- Born: <1821 Birstall, England
- Died: 21 June 1883 York, England

= Ann Swaine =

British writer and a suffragist

Ann Swaine (<1821 – 21 June 1883) was a British writer and a suffragist concerned with improving the higher education of women.

==Life==
Swaine was born in Birstall in Yorkshire and she was baptised in 1821. She was the first child of Edward and Martha (born Sykes) Swaine. She was involved in her local school; the Unitarian Sunday School and she was the honorary secretary of the Yorkshire Ladies' Educational Association. This association was established in 1825 by women to support other women living in poor industrial conditions. The association was still in operation in 2017. She wanted the law to change so married women might have their own possessions and all could be educated in universities. She was a member of the Ladies' Council of Education of Yorkshire.

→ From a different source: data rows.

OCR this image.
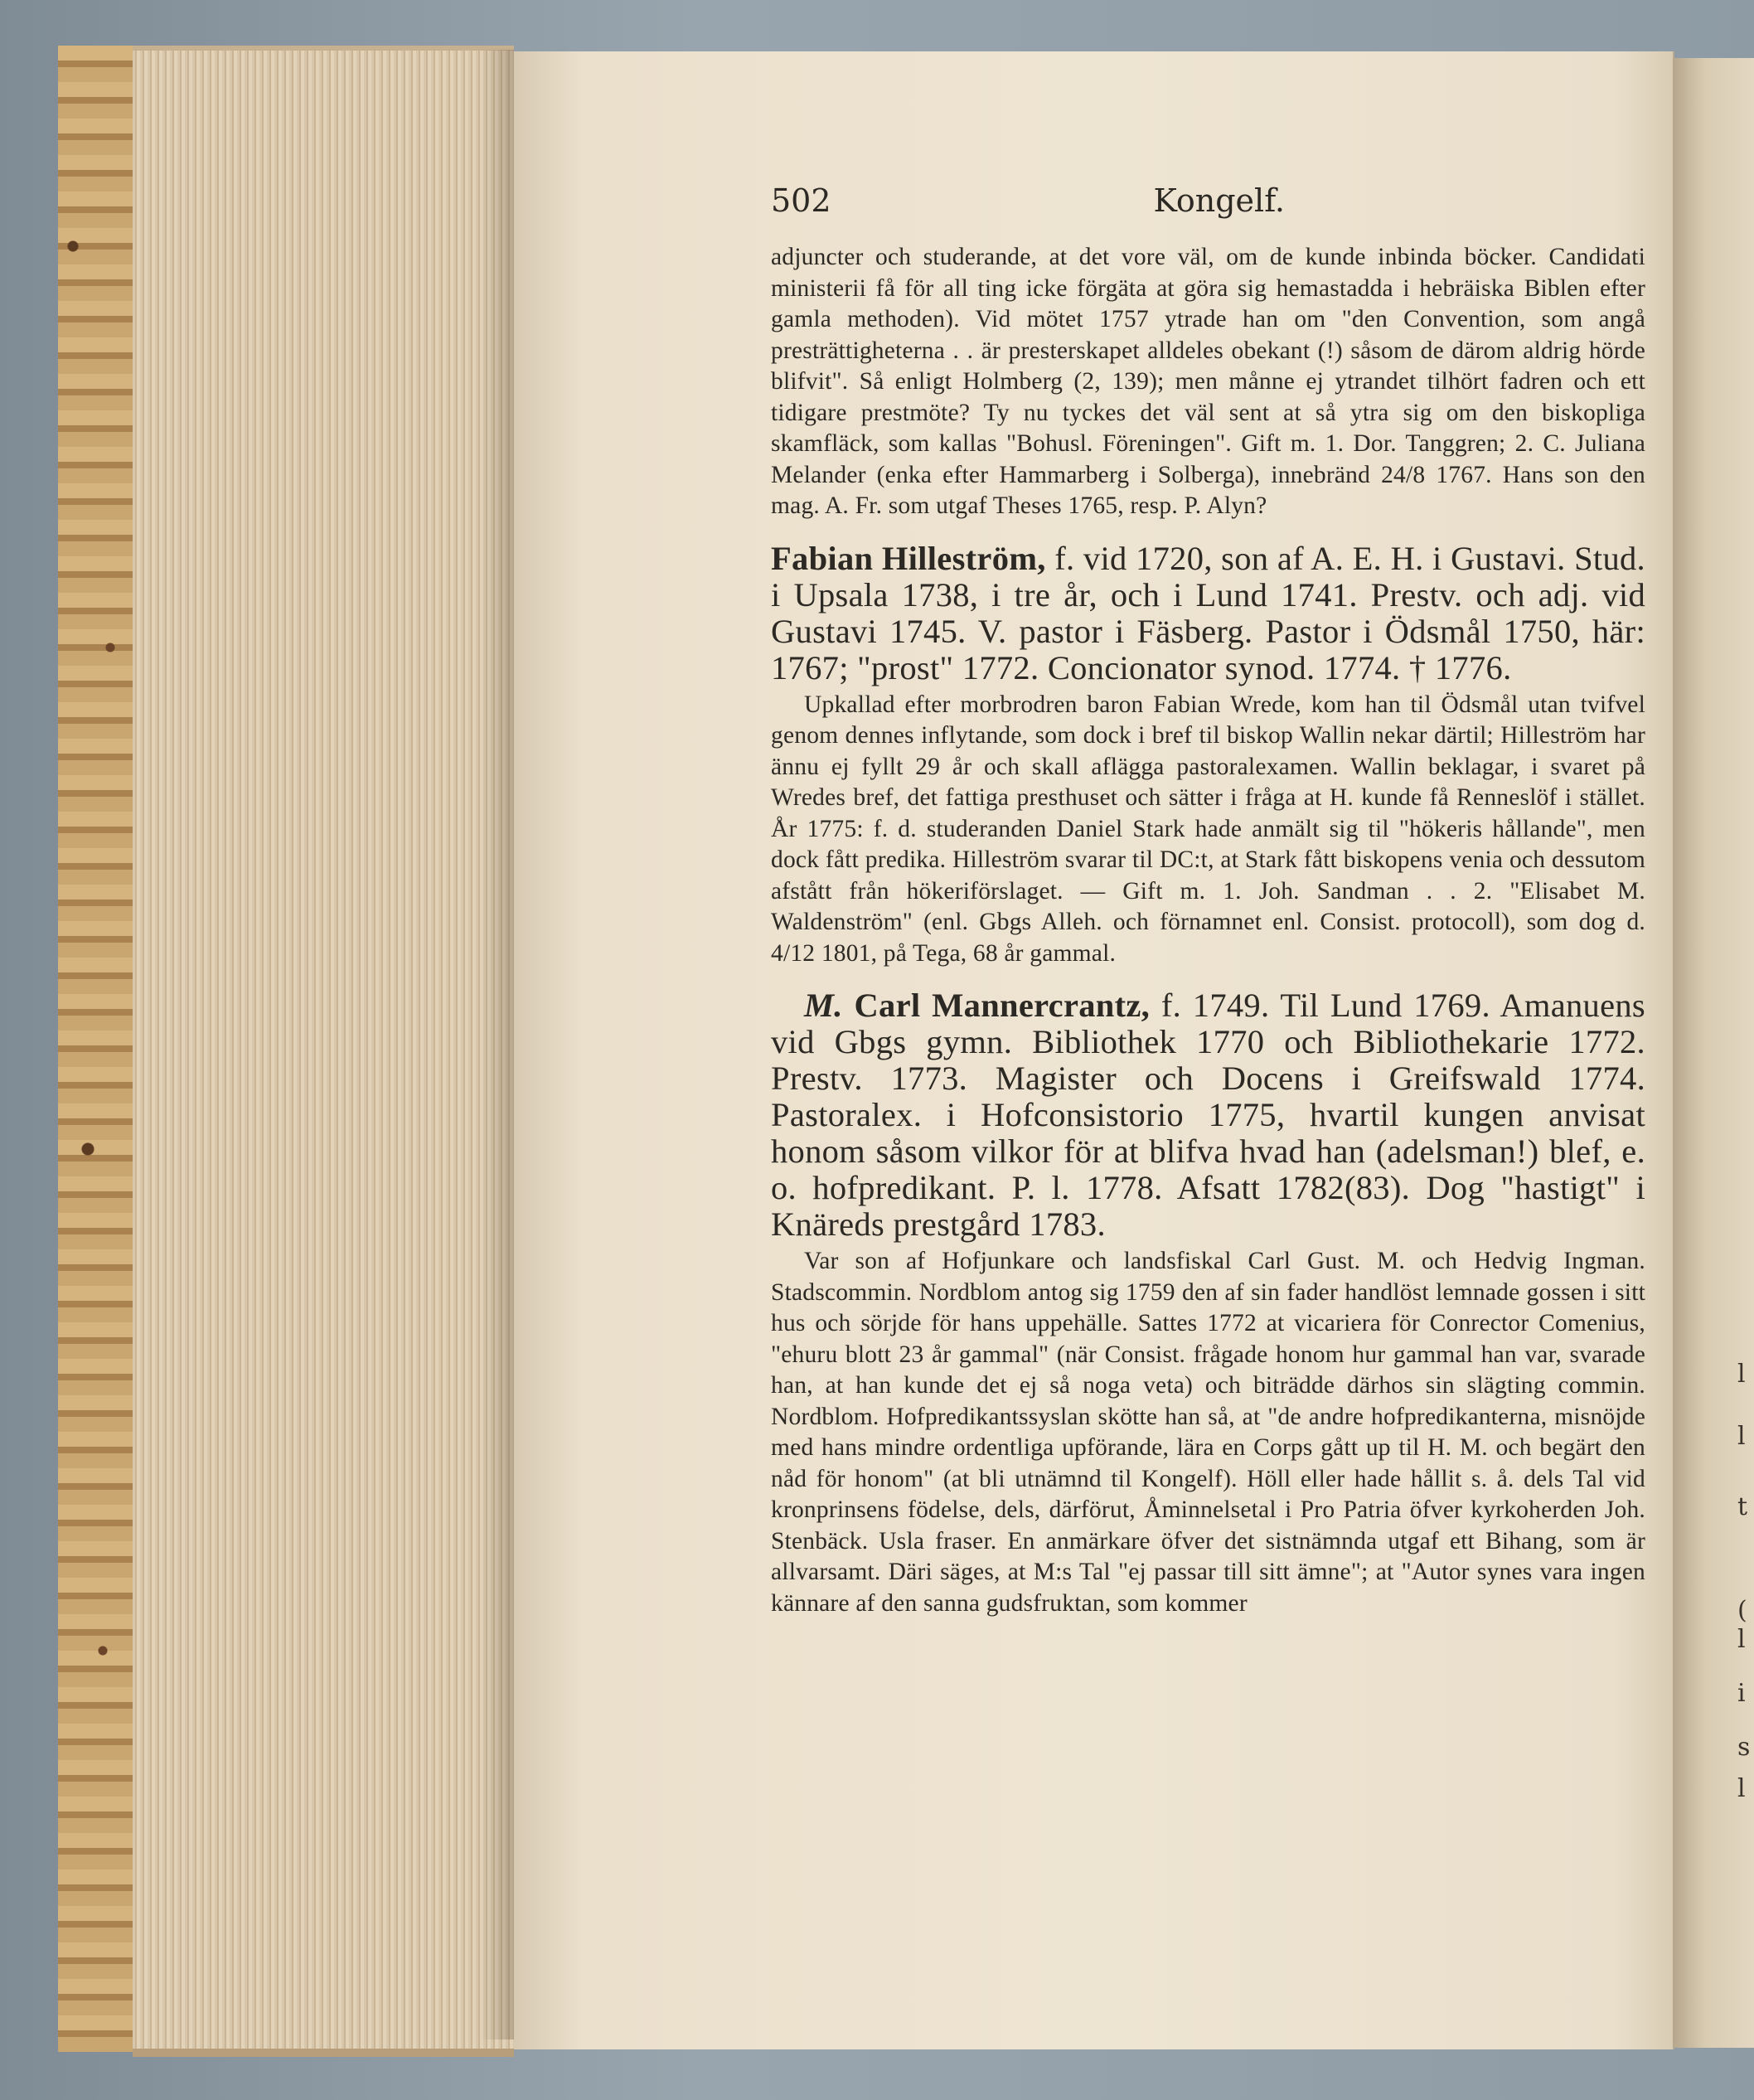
l
l
t
(
l
i
s
l
502	Kongelf.

adjuncter och studerande, at det vore väl, om de kunde inbinda böcker. Candidati ministerii få för all ting icke förgäta at göra sig hemastadda i hebräiska Biblen efter gamla methoden). Vid mötet 1757 ytrade han om "den Convention, som angå presträttigheterna . . är presterskapet alldeles obekant (!) såsom de därom aldrig hörde blifvit". Så enligt Holmberg (2, 139); men månne ej ytrandet tilhört fadren och ett tidigare prestmöte? Ty nu tyckes det väl sent at så ytra sig om den biskopliga skamfläck, som kallas "Bohusl. Föreningen". Gift m. 1. Dor. Tanggren; 2. C. Juliana Melander (enka efter Hammarberg i Solberga), innebränd 24/8 1767. Hans son den mag. A. Fr. som utgaf Theses 1765, resp. P. Alyn?

Fabian Hilleström, f. vid 1720, son af A. E. H. i Gustavi. Stud. i Upsala 1738, i tre år, och i Lund 1741. Prestv. och adj. vid Gustavi 1745. V. pastor i Fäsberg. Pastor i Ödsmål 1750, här: 1767; "prost" 1772. Concionator synod. 1774. † 1776.

Upkallad efter morbrodren baron Fabian Wrede, kom han til Ödsmål utan tvifvel genom dennes inflytande, som dock i bref til biskop Wallin nekar därtil; Hilleström har ännu ej fyllt 29 år och skall aflägga pastoralexamen. Wallin beklagar, i svaret på Wredes bref, det fattiga presthuset och sätter i fråga at H. kunde få Renneslöf i stället. År 1775: f. d. studeranden Daniel Stark hade anmält sig til "hökeris hållande", men dock fått predika. Hilleström svarar til DC:t, at Stark fått biskopens venia och dessutom afstått från hökeriförslaget. — Gift m. 1. Joh. Sandman . . 2. "Elisabet M. Waldenström" (enl. Gbgs Alleh. och förnamnet enl. Consist. protocoll), som dog d. 4/12 1801, på Tega, 68 år gammal.

M. Carl Mannercrantz, f. 1749. Til Lund 1769. Amanuens vid Gbgs gymn. Bibliothek 1770 och Bibliothekarie 1772. Prestv. 1773. Magister och Docens i Greifswald 1774. Pastoralex. i Hofconsistorio 1775, hvartil kungen anvisat honom såsom vilkor för at blifva hvad han (adelsman!) blef, e. o. hofpredikant. P. l. 1778. Afsatt 1782(83). Dog "hastigt" i Knäreds prestgård 1783.

Var son af Hofjunkare och landsfiskal Carl Gust. M. och Hedvig Ingman. Stadscommin. Nordblom antog sig 1759 den af sin fader handlöst lemnade gossen i sitt hus och sörjde för hans uppehälle. Sattes 1772 at vicariera för Conrector Comenius, "ehuru blott 23 år gammal" (när Consist. frågade honom hur gammal han var, svarade han, at han kunde det ej så noga veta) och biträdde därhos sin slägting commin. Nordblom. Hofpredikantssyslan skötte han så, at "de andre hofpredikanterna, misnöjde med hans mindre ordentliga upförande, lära en Corps gått up til H. M. och begärt den nåd för honom" (at bli utnämnd til Kongelf). Höll eller hade hållit s. å. dels Tal vid kronprinsens födelse, dels, därförut, Åminnelsetal i Pro Patria öfver kyrkoherden Joh. Stenbäck. Usla fraser. En anmärkare öfver det sistnämnda utgaf ett Bihang, som är allvarsamt. Däri säges, at M:s Tal "ej passar till sitt ämne"; at "Autor synes vara ingen kännare af den sanna gudsfruktan, som kommer
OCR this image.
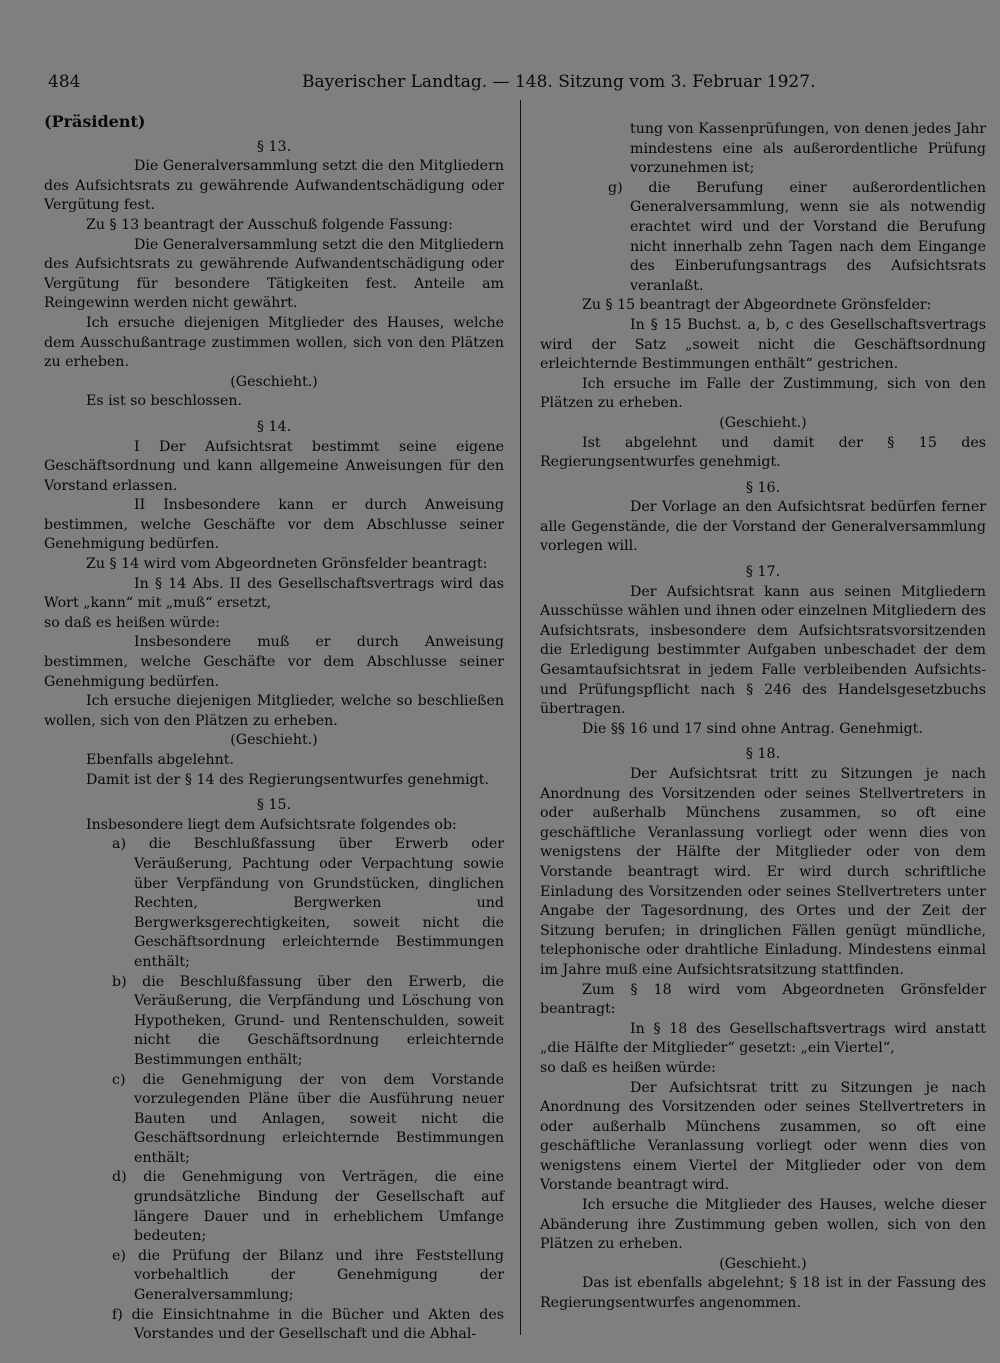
484	Bayerischer Landtag. — 148. Sitzung vom 3. Februar 1927.

(Präsident)

§ 13.

Die Generalversammlung setzt die den Mitgliedern des Aufsichtsrats zu gewährende Aufwandentschädigung oder Vergütung fest.

Zu § 13 beantragt der Ausschuß folgende Fassung:

Die Generalversammlung setzt die den Mitgliedern des Aufsichtsrats zu gewährende Aufwandentschädigung oder Vergütung für besondere Tätigkeiten fest. Anteile am Reingewinn werden nicht gewährt.

Ich ersuche diejenigen Mitglieder des Hauses, welche dem Ausschußantrage zustimmen wollen, sich von den Plätzen zu erheben.

(Geschieht.)

Es ist so beschlossen.

§ 14.

I Der Aufsichtsrat bestimmt seine eigene Geschäftsordnung und kann allgemeine Anweisungen für den Vorstand erlassen.

II Insbesondere kann er durch Anweisung bestimmen, welche Geschäfte vor dem Abschlusse seiner Genehmigung bedürfen.

Zu § 14 wird vom Abgeordneten Grönsfelder beantragt:

In § 14 Abs. II des Gesellschaftsvertrags wird das Wort „kann“ mit „muß“ ersetzt,

so daß es heißen würde:

Insbesondere muß er durch Anweisung bestimmen, welche Geschäfte vor dem Abschlusse seiner Genehmigung bedürfen.

Ich ersuche diejenigen Mitglieder, welche so beschließen wollen, sich von den Plätzen zu erheben.

(Geschieht.)

Ebenfalls abgelehnt.

Damit ist der § 14 des Regierungsentwurfes genehmigt.

§ 15.

Insbesondere liegt dem Aufsichtsrate folgendes ob:

a) die Beschlußfassung über Erwerb oder Veräußerung, Pachtung oder Verpachtung sowie über Verpfändung von Grundstücken, dinglichen Rechten, Bergwerken und Bergwerksgerechtigkeiten, soweit nicht die Geschäftsordnung erleichternde Bestimmungen enthält;

b) die Beschlußfassung über den Erwerb, die Veräußerung, die Verpfändung und Löschung von Hypotheken, Grund- und Rentenschulden, soweit nicht die Geschäftsordnung erleichternde Bestimmungen enthält;

c) die Genehmigung der von dem Vorstande vorzulegenden Pläne über die Ausführung neuer Bauten und Anlagen, soweit nicht die Geschäftsordnung erleichternde Bestimmungen enthält;

d) die Genehmigung von Verträgen, die eine grundsätzliche Bindung der Gesellschaft auf längere Dauer und in erheblichem Umfange bedeuten;

e) die Prüfung der Bilanz und ihre Feststellung vorbehaltlich der Genehmigung der Generalversammlung;

f) die Einsichtnahme in die Bücher und Akten des Vorstandes und der Gesellschaft und die Abhal-

tung von Kassenprüfungen, von denen jedes Jahr mindestens eine als außerordentliche Prüfung vorzunehmen ist;

g) die Berufung einer außerordentlichen Generalversammlung, wenn sie als notwendig erachtet wird und der Vorstand die Berufung nicht innerhalb zehn Tagen nach dem Eingange des Einberufungsantrags des Aufsichtsrats veranlaßt.

Zu § 15 beantragt der Abgeordnete Grönsfelder:

In § 15 Buchst. a, b, c des Gesellschaftsvertrags wird der Satz „soweit nicht die Geschäftsordnung erleichternde Bestimmungen enthält“ gestrichen.

Ich ersuche im Falle der Zustimmung, sich von den Plätzen zu erheben.

(Geschieht.)

Ist abgelehnt und damit der § 15 des Regierungsentwurfes genehmigt.

§ 16.

Der Vorlage an den Aufsichtsrat bedürfen ferner alle Gegenstände, die der Vorstand der Generalversammlung vorlegen will.

§ 17.

Der Aufsichtsrat kann aus seinen Mitgliedern Ausschüsse wählen und ihnen oder einzelnen Mitgliedern des Aufsichtsrats, insbesondere dem Aufsichtsratsvorsitzenden die Erledigung bestimmter Aufgaben unbeschadet der dem Gesamtaufsichtsrat in jedem Falle verbleibenden Aufsichts- und Prüfungspflicht nach § 246 des Handelsgesetzbuchs übertragen.

Die §§ 16 und 17 sind ohne Antrag. Genehmigt.

§ 18.

Der Aufsichtsrat tritt zu Sitzungen je nach Anordnung des Vorsitzenden oder seines Stellvertreters in oder außerhalb Münchens zusammen, so oft eine geschäftliche Veranlassung vorliegt oder wenn dies von wenigstens der Hälfte der Mitglieder oder von dem Vorstande beantragt wird. Er wird durch schriftliche Einladung des Vorsitzenden oder seines Stellvertreters unter Angabe der Tagesordnung, des Ortes und der Zeit der Sitzung berufen; in dringlichen Fällen genügt mündliche, telephonische oder drahtliche Einladung. Mindestens einmal im Jahre muß eine Aufsichtsratsitzung stattfinden.

Zum § 18 wird vom Abgeordneten Grönsfelder beantragt:

In § 18 des Gesellschaftsvertrags wird anstatt „die Hälfte der Mitglieder“ gesetzt: „ein Viertel“,

so daß es heißen würde:

Der Aufsichtsrat tritt zu Sitzungen je nach Anordnung des Vorsitzenden oder seines Stellvertreters in oder außerhalb Münchens zusammen, so oft eine geschäftliche Veranlassung vorliegt oder wenn dies von wenigstens einem Viertel der Mitglieder oder von dem Vorstande beantragt wird.

Ich ersuche die Mitglieder des Hauses, welche dieser Abänderung ihre Zustimmung geben wollen, sich von den Plätzen zu erheben.

(Geschieht.)

Das ist ebenfalls abgelehnt; § 18 ist in der Fassung des Regierungsentwurfes angenommen.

In 1849 her father published a pamphlet based on a lecture title The Political Franchise: A Public Trust. He argued the case for universal suffrage for men, but he excluded women from his ambitions.

She translated a theological work by Albert Réville from French. It was titled History of the Doctrine of the Deity of Jesus Christ and it was published in 1870. In the 1881 census she described herself as having "no proper trade or profession".

In 1882 the Sunday School Association published her book Remarkable Women as Examples for Girls which included biographies of notable women. The book included the biographies of Mary Carpenter, Caroline Herschel, Harriet Martineau, Charlotte Brontë and other role models.

Swaine died unmarried in York in 1883. Her father survived her. She had cared for him for 28 years. The Englishwoman's Review commented after her death on how Swaine's writing showed her pragmatism and common sense.